Are you at all worried that datacenters will not be able to cope with the growth?
“I am optimistic, since there are always new solutions to be found. High-voltage servers are being developed and show a lot of promise. The emergence of photonics is increasing computational power, which will be necessary to balance the growth of Big Data. And energy efficiency is improving. Compared to five years ago servers are using 30-40% less energy now. Servers used to operate on temperatures below 18 degrees Celcius (64o Fahrenheit), but now they can run on room temperatures. So although there are much more datacenters, the amount of energy use has only slightly grown.”

How did The Netherlands become one of the top players in internet infrastructure?
“It’s all about connectivity. A lot of cables come to land in our country, and we have two of the largest Internet Exchanges in the world with the AMS-IX and the NL-IX. The Netherlands has become the biggest datacenter hub in the world, making us the digital gateway to Europe. We’re the number three country in the world with respect to the amount of Microsoft server licenses. That’s why many big suppliers like Cisco and Palo Alto Networks as well as big tech companies like Tesla and Uber choose to locate their European headquarters in The Netherlands.

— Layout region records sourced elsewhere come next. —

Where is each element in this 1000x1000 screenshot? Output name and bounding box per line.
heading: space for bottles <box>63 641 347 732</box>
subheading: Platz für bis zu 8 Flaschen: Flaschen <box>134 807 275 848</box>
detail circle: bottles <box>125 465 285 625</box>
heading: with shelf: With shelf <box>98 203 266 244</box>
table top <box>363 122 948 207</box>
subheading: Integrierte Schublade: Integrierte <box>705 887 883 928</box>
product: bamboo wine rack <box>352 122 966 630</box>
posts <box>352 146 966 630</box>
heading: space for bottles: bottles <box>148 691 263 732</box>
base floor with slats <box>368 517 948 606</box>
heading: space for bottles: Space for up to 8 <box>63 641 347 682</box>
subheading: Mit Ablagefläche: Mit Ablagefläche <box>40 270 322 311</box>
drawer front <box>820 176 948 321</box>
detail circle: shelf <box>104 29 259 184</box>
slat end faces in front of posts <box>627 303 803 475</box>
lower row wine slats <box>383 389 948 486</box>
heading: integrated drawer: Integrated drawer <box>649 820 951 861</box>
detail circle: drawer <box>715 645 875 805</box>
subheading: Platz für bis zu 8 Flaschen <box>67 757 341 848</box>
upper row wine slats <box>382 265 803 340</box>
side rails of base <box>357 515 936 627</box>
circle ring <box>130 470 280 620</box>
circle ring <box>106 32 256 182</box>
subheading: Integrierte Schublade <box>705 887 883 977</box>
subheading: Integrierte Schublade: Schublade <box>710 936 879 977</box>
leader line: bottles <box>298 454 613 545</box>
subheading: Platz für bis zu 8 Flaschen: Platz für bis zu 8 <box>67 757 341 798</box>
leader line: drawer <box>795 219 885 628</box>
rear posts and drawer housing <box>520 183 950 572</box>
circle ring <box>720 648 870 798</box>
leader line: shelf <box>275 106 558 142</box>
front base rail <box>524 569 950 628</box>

Apart from that we have strong technical universities delivering groundbreaking research. These are all side-effects of having a strong internet ecosystem. History has shown that good infrastructure makes for successful countries. The ancient Greeks became powerful because they had good ports. The expansion of the Roman Empire was due to them building roads. So we are on top of things, but we shouldn’t be complacent. Other countries are alert and are pumping a lot of money into increasing their own infrastructure.”

Which obstacles still need to be conquered in order to facilitate the growth?
“What we need is more awareness about these things in the public domain. Universities and people in the field understand what’s going on, but that is just a small group. For most people a term like ‘the cloud’ is still very vague, but it just runs inside a datacenter. So more awareness needs to be fostered about all the developments taking place in the IT industry. We need more focus on education, research and support to grow this important sector. Datacenters and photonics have to take root in the minds of policy makers as well, since they are going to bring about tremendous benefits for industry, society and universities.”